The Rwandan Genocide occurred from April 7th, 1994 to July 15, 1995. During this 100-day period, armed Hutus killed around 800,000 of the Tutsi minority and moderate Hutus and Twa. As the nation rebuilds almost thirty years after the Genocide, we examine how their female-majority parliament works to heal the country and cultivate unity rather than hate.

by Océane Jones

The mountain gorilla, like this male taking a rest in the Virunga Volcano Forest. is one of the many species unique to Rwanda, among a few neighboring countries. The animals attract tourists from around the world with their unique, gentle nature and human-like habits.
These tea and coffee fields, seen from a bird’s eye view, throughout the nation are Rwanda’s largest export. With workers earning around $1 per 40 kilograms, the industry also provides minimum wage employment. Naiomi is a tea expert working at the One & Only resort located in the forests of the Virunga Volcano Range. “We are proud of our black tea,” Naiomi said. Growing up in Kigali, Rwanda’s largest and capital city, working at the One & Only is a huge accomplishment. Post-genocide, the female-majority parliament gave women the right to own property and make their own income, which was illegal before female leaders came into power.
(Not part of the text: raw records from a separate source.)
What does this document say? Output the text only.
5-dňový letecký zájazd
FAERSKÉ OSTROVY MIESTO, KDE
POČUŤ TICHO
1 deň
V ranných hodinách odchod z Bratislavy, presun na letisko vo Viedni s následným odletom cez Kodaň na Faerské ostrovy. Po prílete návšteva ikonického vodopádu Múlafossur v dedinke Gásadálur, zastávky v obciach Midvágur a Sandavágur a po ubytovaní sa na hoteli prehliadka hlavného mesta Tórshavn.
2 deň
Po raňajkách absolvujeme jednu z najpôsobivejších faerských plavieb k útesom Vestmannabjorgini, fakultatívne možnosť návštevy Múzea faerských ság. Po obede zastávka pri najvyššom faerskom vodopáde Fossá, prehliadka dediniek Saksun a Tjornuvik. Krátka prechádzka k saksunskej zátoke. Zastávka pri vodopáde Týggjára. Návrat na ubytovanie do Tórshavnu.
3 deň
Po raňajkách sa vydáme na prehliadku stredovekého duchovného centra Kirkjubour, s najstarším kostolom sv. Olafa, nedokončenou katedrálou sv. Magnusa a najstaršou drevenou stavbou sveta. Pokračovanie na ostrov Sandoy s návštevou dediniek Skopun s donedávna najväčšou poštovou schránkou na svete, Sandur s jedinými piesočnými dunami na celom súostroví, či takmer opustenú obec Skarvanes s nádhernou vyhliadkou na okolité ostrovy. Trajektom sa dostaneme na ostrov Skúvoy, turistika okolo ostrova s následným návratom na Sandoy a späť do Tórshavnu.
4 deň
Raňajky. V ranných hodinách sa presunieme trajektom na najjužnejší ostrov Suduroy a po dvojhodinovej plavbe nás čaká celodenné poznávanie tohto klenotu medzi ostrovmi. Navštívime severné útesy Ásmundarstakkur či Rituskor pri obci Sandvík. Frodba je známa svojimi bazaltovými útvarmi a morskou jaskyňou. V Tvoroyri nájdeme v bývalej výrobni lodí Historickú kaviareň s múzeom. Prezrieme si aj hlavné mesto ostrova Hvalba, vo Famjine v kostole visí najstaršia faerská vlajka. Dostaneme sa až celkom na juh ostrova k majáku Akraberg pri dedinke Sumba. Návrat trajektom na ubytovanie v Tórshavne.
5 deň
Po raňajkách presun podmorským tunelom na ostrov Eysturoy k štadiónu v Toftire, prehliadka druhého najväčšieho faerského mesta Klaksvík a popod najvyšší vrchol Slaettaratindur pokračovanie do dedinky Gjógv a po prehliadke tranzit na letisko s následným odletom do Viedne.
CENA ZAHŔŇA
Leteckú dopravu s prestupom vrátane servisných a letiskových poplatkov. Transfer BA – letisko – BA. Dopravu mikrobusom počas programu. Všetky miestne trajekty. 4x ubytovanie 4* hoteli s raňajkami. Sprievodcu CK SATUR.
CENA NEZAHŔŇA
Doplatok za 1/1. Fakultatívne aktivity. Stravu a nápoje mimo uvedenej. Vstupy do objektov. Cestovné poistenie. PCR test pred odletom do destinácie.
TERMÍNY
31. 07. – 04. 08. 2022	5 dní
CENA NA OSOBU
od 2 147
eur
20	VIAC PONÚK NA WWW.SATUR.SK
This has led to an increase of 126% of women working in the skilled employment sector, according to Fraym’s ML-Derived Population Data.
With the Rwandan economy relying heavily on tourism, the female-majority parliament has made initiatives to return tourist revenue back to the community, benefiting institutions of education and infrastructure.
Although many travelers are still hesitant to visit Rwanda on account of the Genocide, the nation is rebuilding and stronger than ever, something that can be uniquely attributed to its majority-female parliament. Although women make up almost half of the world’s population, they occupy less than a quarter of political seats globally, according to a study by National Geographic. However, for Rwanda, the Genocide paved the way for gender equality for women to claim their seats in power and change their nation for the better.
Art has blossomed since the election of female leaders in the parliament. Galleries and stores such as Kigali Art Center and the Nymirambo Women’s Center, a female-run boutique funding girls’ education seen here, foster creativity in local youth by establishing school programs. The newly imposed legislature regarding sexual violence against women has also grown the city into an extremely safe place for women, ranked as one of the safest places for female travelers by Wondering Our World.